Mainly this Summer do all that you can, consistently with other absolute duties, get Mr. McNamee to let you do {all} by which the trunk construction of the Arboretum may be advanced in all its length. Urge the forestry force to get out of your way. If they are not moving as fast as for this purpose you need to have them, let me know and let me personally urge Mr. Pinchot. I am sure of his good will in the matter and that it will only be necessary that he should have some understanding of what I want and of my reasons for wanting it to secure from him all cooperation that he will be allowed to give me.

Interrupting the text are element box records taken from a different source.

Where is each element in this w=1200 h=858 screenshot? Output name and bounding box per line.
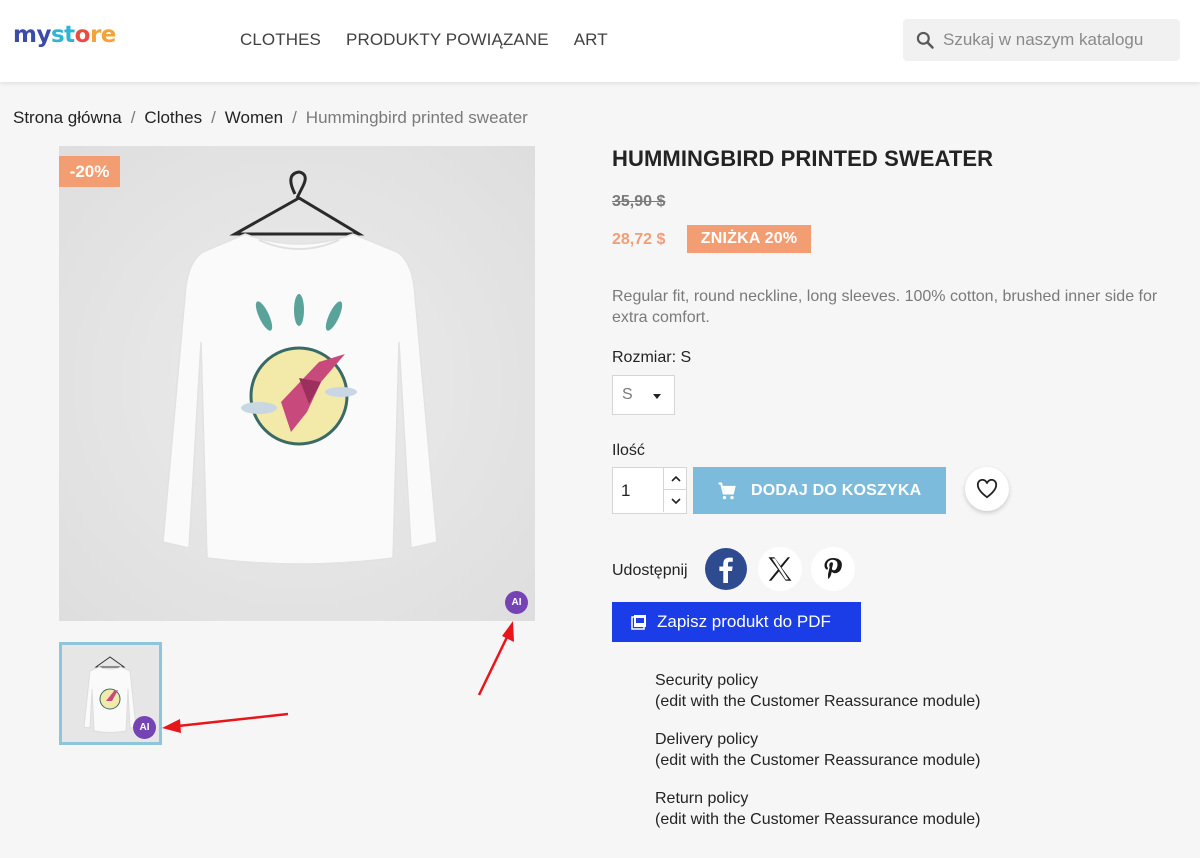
share-label: Udostępnij [612, 562, 688, 579]
pinterest-share-button[interactable] [811, 547, 855, 591]
breadcrumb-women[interactable]: Women [225, 108, 283, 128]
sweater-image [59, 146, 535, 621]
main-nav: CLOTHES PRODUKTY POWIĄZANE ART [240, 30, 608, 50]
ai-badge[interactable]: AI [505, 591, 528, 614]
pdf-icon [631, 615, 646, 630]
quantity-increase-button[interactable] [663, 468, 687, 490]
reassurance-note: (edit with the Customer Reassurance modu… [655, 693, 981, 710]
nav-item-art[interactable]: ART [574, 30, 608, 50]
breadcrumb-current: Hummingbird printed sweater [305, 108, 528, 127]
cart-icon [718, 482, 736, 499]
reassurance-title: Delivery policy [655, 731, 759, 748]
search-input[interactable] [943, 19, 1173, 61]
add-to-cart-button[interactable]: DODAJ DO KOSZYKA [693, 467, 946, 514]
quantity-input[interactable] [613, 468, 663, 513]
chevron-up-icon [670, 475, 681, 482]
site-header: mystore CLOTHES PRODUKTY POWIĄZANE ART [0, 0, 1200, 82]
size-select[interactable]: S [612, 375, 675, 415]
nav-item-clothes[interactable]: CLOTHES [240, 30, 321, 50]
breadcrumb-home[interactable]: Strona główna [13, 108, 122, 128]
search-icon[interactable] [915, 30, 935, 50]
facebook-icon [705, 548, 747, 590]
wishlist-button[interactable] [965, 467, 1009, 511]
reassurance-title: Security policy [655, 672, 759, 689]
product-title: HUMMINGBIRD PRINTED SWEATER [612, 146, 994, 171]
heart-icon [976, 479, 998, 499]
reassurance-item-delivery: Delivery policy (edit with the Customer … [655, 729, 980, 771]
save-pdf-button[interactable]: Zapisz produkt do PDF [612, 602, 861, 642]
quantity-label: Ilość [612, 442, 645, 459]
x-share-button[interactable] [758, 547, 802, 591]
store-logo[interactable]: mystore [13, 22, 116, 48]
breadcrumb: Strona główna / Clothes / Women / Hummin… [13, 108, 528, 128]
quantity-decrease-button[interactable] [663, 490, 687, 512]
chevron-down-icon [670, 497, 681, 504]
pinterest-icon [824, 558, 842, 579]
annotation-arrow-main-image [477, 621, 514, 696]
product-description: Regular fit, round neckline, long sleeve… [612, 288, 1158, 326]
reassurance-item-return: Return policy (edit with the Customer Re… [655, 788, 980, 830]
breadcrumb-separator: / [130, 108, 136, 127]
thumbnail-ai-badge[interactable]: AI [133, 716, 156, 739]
x-icon [767, 556, 793, 582]
reassurance-title: Return policy [655, 790, 749, 807]
add-to-cart-label: DODAJ DO KOSZYKA [751, 481, 922, 499]
quantity-stepper [612, 467, 687, 514]
breadcrumb-separator: / [211, 108, 216, 127]
nav-item-related-products[interactable]: PRODUKTY POWIĄZANE [346, 30, 549, 50]
reassurance-note: (edit with the Customer Reassurance modu… [655, 752, 981, 769]
size-select-value: S [622, 386, 633, 403]
facebook-share-button[interactable] [704, 547, 748, 591]
save-pdf-label: Zapisz produkt do PDF [657, 612, 831, 631]
reassurance-note: (edit with the Customer Reassurance modu… [655, 811, 981, 828]
reassurance-item-security: Security policy (edit with the Customer … [655, 670, 980, 712]
annotation-arrow-thumbnail [162, 712, 289, 733]
size-label: Rozmiar: S [612, 349, 692, 366]
breadcrumb-clothes[interactable]: Clothes [144, 108, 202, 128]
discount-badge: ZNIŻKA 20% [687, 225, 811, 253]
current-price: 28,72 $ [612, 231, 666, 248]
product-cover-image[interactable] [59, 146, 535, 621]
caret-down-icon [653, 394, 661, 399]
discount-flag: -20% [59, 156, 120, 187]
breadcrumb-separator: / [292, 108, 297, 127]
reassurance-block: Security policy (edit with the Customer … [655, 670, 980, 847]
regular-price: 35,90 $ [612, 193, 666, 210]
search-box [903, 19, 1180, 61]
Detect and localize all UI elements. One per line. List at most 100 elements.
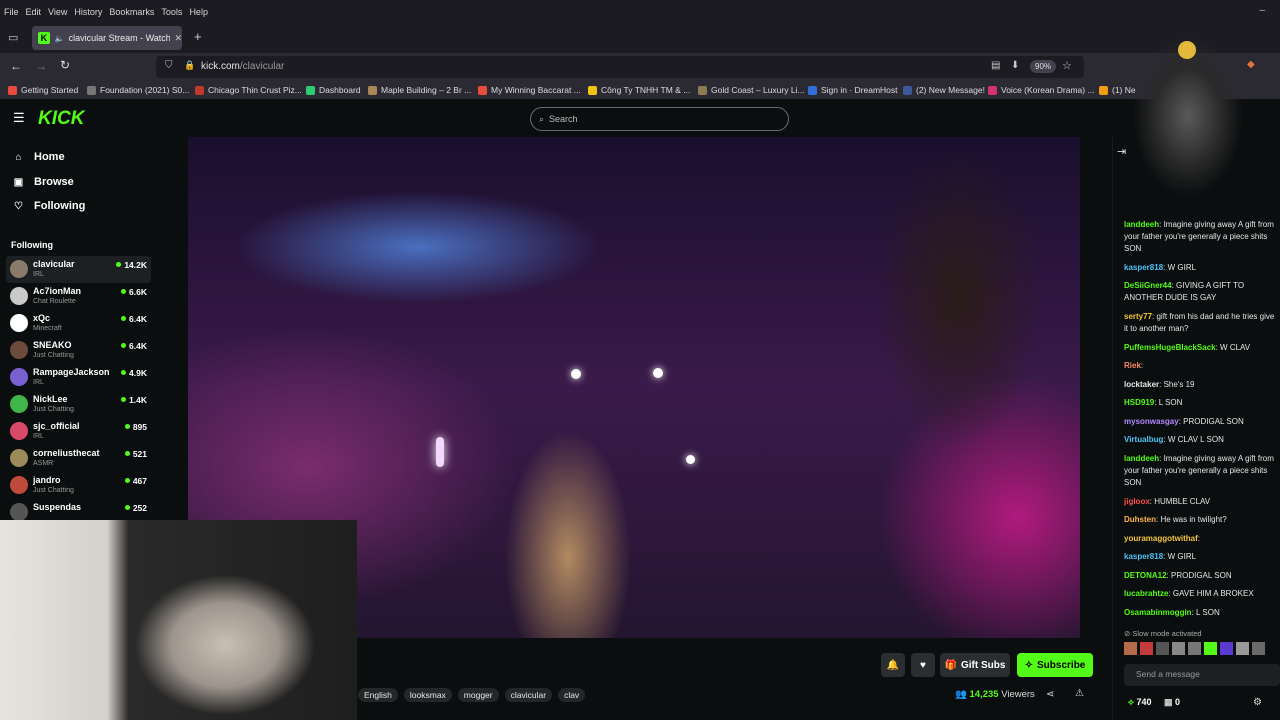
menu-tools[interactable]: Tools [161,7,182,17]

The question of getting manure for the Arboretum and some other questions give me, of course, a good deal of concern. I am sorry that it has been thought best to go so much more largely than I originally thought best into truck farming, for which there can never be enough manure, and so little into beef fattening, etc. making a manure manufactory. But a determination of just what to do in this and several other matters is not at once so critically important as in matter of primary construction. You can be thinking of these questions. (I mean questions of lime; of methods of local drainage in certain localities without danger of the root penetration of tiles, etc.) But as to these questions, they can mostly be deferred; not much needs to be done this Summer decisively of them. As to the construction of the essential trunk road of the Arboretum, the shaping of its borders and the stirring of the soil of the Arboretum strips, all this I shall be grievously disappointed not to find essentially accomplished before next Winter. To do what I can do in elaborating the design of the Arboretum after it has been accomplished is the most important duty that I look forward to, and you cannot over-rate my desire to be able to do it.
[802]This is a personal letter and you will please make your reply to it “personal.”
Very truly yours
(Signed) F. L. Olmsted.
Let me know if you are in want of any instructions or counsel. I believe that I have given you written instructions as to grades, breadth of road, gutters &c. and that the course of the main road is as closely staked out as you will wish to have it.